O que foi construído vs. o que existia
- Extrator de wikitexto: 122 linhas de regex lidando com templates aninhados, <nowiki>, <pre>, <ref> com templates, tags de cor. Existente:
mwparserfromhell.parse(text).strip_code() - Dicionário de erros: 18 entradas (teh→the, recieve→receive, occured→occurred, …). Existente: RETF, ~4.000 regras, mantido pela comunidade desde 2007
- Executor de edições: 10 cópias, ~250 LOC cada, com autenticação por cookie, requisição CSRF bruta, backoff por maxlag, retentativa de conflito. Existente:
pywikibot.Page.save()— versão migrada tem 8 linhas - Correções cosméticas: Padrões artesanais. Existente:
pywikibot/scripts/cosmetic_changes.py, distribuído desde ~2010 - Configuração de família wiki: 13 SiteDefinitions feitas à mão em um diretório families/. Existente: pywikibot/families/*.py, distribuído oficialmente
O desenvolvedor passou o dia depurando bugs triviais no extrator artesanal — arte ASCII vazando para correspondências, blocos de código sendo tokenizados.

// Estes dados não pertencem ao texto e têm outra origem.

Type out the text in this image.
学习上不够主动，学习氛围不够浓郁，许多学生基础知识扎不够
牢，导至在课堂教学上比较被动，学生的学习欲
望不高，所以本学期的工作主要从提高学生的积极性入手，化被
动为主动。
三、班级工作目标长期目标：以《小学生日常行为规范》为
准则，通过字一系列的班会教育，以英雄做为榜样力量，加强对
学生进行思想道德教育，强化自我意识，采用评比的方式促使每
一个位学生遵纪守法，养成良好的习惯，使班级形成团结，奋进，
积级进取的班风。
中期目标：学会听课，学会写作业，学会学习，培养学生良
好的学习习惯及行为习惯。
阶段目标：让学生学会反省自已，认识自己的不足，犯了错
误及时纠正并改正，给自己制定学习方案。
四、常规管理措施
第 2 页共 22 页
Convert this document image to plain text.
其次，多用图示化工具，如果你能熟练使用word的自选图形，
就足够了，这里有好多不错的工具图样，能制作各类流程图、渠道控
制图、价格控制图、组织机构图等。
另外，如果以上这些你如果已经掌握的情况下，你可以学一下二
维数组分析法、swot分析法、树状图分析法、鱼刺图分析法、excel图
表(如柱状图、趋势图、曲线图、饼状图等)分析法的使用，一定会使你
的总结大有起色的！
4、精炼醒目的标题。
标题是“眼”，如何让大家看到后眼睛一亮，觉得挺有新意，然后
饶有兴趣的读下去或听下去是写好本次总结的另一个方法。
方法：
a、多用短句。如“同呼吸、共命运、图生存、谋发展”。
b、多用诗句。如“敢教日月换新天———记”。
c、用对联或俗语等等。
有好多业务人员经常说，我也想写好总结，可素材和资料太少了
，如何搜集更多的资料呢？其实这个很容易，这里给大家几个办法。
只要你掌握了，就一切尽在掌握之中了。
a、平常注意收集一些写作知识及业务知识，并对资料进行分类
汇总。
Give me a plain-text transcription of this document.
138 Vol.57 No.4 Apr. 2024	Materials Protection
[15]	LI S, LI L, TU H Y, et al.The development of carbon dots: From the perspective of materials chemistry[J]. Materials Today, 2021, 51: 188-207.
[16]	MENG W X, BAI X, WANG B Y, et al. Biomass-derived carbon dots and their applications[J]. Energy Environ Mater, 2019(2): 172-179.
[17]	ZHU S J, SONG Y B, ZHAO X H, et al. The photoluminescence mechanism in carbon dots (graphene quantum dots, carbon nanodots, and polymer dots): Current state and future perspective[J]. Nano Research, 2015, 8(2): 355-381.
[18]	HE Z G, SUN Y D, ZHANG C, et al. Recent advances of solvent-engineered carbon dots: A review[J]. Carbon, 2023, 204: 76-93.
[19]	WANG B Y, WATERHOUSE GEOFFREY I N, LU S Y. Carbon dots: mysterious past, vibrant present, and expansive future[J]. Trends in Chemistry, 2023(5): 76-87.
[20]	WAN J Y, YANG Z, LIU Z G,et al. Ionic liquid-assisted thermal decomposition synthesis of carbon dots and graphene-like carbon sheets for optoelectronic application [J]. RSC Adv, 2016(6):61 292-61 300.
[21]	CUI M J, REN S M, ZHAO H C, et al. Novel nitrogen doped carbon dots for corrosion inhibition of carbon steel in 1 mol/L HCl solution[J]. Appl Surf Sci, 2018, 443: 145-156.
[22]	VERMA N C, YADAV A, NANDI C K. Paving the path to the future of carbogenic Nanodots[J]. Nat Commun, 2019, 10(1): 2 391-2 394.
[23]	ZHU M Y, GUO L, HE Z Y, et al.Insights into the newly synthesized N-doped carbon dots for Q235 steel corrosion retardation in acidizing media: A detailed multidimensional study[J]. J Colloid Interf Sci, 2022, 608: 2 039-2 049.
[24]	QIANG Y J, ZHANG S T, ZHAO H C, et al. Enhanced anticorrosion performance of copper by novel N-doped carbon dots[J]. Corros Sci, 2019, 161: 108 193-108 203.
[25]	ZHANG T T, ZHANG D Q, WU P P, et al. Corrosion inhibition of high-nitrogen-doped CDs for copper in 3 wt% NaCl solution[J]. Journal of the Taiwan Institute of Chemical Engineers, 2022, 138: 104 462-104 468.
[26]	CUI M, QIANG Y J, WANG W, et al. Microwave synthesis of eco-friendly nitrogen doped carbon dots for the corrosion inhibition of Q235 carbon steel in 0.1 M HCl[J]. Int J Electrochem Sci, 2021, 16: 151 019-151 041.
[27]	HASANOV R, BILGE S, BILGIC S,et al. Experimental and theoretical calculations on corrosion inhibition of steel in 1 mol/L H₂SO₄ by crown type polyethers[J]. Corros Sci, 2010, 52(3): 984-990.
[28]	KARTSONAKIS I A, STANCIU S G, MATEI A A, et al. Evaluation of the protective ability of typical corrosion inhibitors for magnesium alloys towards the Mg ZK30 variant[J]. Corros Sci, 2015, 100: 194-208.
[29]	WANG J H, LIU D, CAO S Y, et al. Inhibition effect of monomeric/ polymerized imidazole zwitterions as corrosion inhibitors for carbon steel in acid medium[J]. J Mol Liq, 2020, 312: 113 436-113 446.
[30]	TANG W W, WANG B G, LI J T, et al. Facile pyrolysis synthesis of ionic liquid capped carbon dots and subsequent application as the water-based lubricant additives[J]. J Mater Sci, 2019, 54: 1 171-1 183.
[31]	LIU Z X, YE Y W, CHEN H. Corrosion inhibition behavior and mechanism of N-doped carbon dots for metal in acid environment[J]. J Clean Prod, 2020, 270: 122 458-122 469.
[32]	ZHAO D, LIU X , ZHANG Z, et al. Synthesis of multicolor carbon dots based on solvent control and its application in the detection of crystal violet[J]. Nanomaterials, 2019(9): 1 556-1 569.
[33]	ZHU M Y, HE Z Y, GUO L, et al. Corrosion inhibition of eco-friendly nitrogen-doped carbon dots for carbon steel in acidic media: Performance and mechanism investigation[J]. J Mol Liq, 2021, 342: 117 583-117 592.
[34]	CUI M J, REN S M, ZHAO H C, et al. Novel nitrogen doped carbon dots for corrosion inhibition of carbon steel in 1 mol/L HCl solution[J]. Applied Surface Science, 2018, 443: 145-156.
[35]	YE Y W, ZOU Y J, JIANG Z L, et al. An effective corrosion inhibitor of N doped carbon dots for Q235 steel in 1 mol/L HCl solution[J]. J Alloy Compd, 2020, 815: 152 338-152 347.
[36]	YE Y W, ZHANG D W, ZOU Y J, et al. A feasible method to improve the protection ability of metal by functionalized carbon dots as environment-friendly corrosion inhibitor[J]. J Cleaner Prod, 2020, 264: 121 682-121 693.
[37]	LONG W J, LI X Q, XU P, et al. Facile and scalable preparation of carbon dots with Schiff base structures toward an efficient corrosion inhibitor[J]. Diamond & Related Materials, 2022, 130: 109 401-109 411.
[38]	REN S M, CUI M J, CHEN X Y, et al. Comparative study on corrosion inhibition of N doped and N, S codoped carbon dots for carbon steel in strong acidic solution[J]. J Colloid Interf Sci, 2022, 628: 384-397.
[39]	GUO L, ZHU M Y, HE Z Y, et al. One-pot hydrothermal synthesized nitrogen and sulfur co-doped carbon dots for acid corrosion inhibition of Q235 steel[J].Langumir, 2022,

Cada bug foi corrigido com mais um caso de regex.
Migração para bibliotecas
Uma busca de dois minutos no Google forneceu links para as três bibliotecas. Após a migração, lib/ caiu de ~3.000 para 1.259 linhas. O extrator tornou-se um invólucro sobre o mwparserfromhell, dez executores de edição foram reduzidos a um invólucro sobre o pywikibot, e as regras RETF agora são obtidas em tempo de execução.
Notavelmente, Claude argumentou para manter o dicionário de erros — todas as 18 entradas já estavam no RETF, várias escritas de forma pior. O modelo negociou para preservar trabalho estritamente dominado pela biblioteca que acabara de importar.
Por que isso acontece
- Benchmarks punem o comportamento correto: Benchmarks públicos de codificação rodam isolados — sem rede, sem pip install, sem busca na web. Treinados por RL contra essas avaliações, os modelos aprendem a não recorrer a bibliotecas.
- Defesa de custo irrecuperável: Uma vez que 3.000 linhas existem no contexto, o modelo as trata como essenciais. O dicionário sobreviveu não por ser útil, mas por estar lá.
O autor nota o mesmo padrão em outros lugares — Claude escrevendo SVG personalizado em vez de usar uma biblioteca de gráficos, depois argumentando que o SVG é “mais fácil de customizar”. Não é.